The predictable response from the companies is that the system is not intended to reproduce copyrighted works, a desperate and blatant attempt to shift liability onto users under the safe harbor of Section 230, just as Instagram is not liable if you use a copyrighted song as the backing for a Reels. Here, coupled with the aforementioned admission that the company itself has ignored copyright from the start, this argument seems unlikely to gain traction.
What will the outcome of these lawsuits be? As with all things AI, it is simply impossible to predict in advance as there is little precedent or established principles that can be applied.
My prediction, again without any expertise, is that these companies will be forced to make public their training data and methods, which are obviously of evidentiary interest. Seeing these and their obvious misuse of copyrighted material, and (probably) communications indicating knowledge of the violations of the law, will likely prompt settlements or attempts to avoid court cases and/or swift judgments against Udio and Suno. They will also be forced to cease all operations relying on theft-based models. At least one in two will try to continue business using legal (or at least nearly legal) music sources, but the resulting models will be of such poor quality that users will flee.
Investors?
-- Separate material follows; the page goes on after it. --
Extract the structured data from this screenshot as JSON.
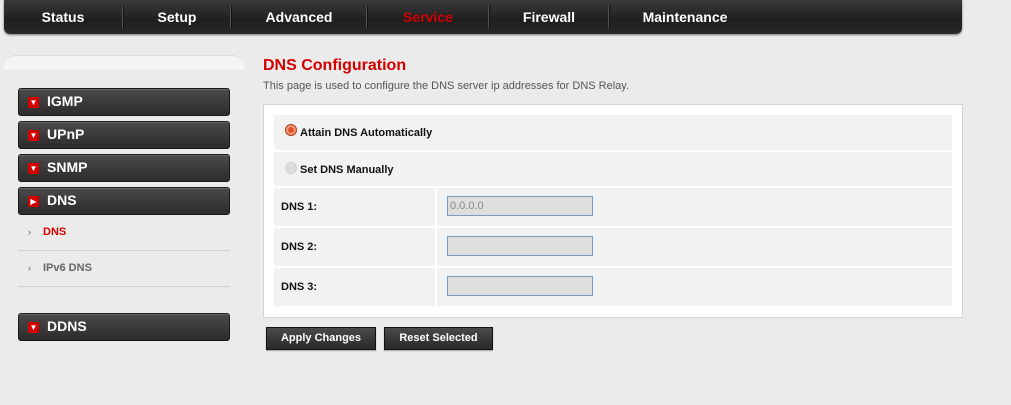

Ideally, they would lose all their money on something that could be proven to be clearly illegal and unethical not only in the eyes of a servile authors association, but also in the eyes of the notoriously relentlessly litigious RIAA lawyers. Whether the damages amount to cash on hand or promised funding is anyone's guess.
The consequences could be far-reaching. If investors who invested in a hot generative media startup suddenly see $100 million disappear due to the fundamental nature of generative media, suddenly a different level of caution seems appropriate. Companies will learn from trials (if there are any), settlement documents, etc. what they should have said, or perhaps more importantly, what they should not have said, to avoid liability and keep copyright holders guessing.
This lawsuit seems almost a foregone conclusion, but not all AI companies will be so free to leave their mark on the crime scene. This should be a lesson in hubris, not a how-to for prosecuting other generative AI companies or forcing them to pay settlements. It's good to have a lesson like this every once in a while, even if that lesson is the RIAA.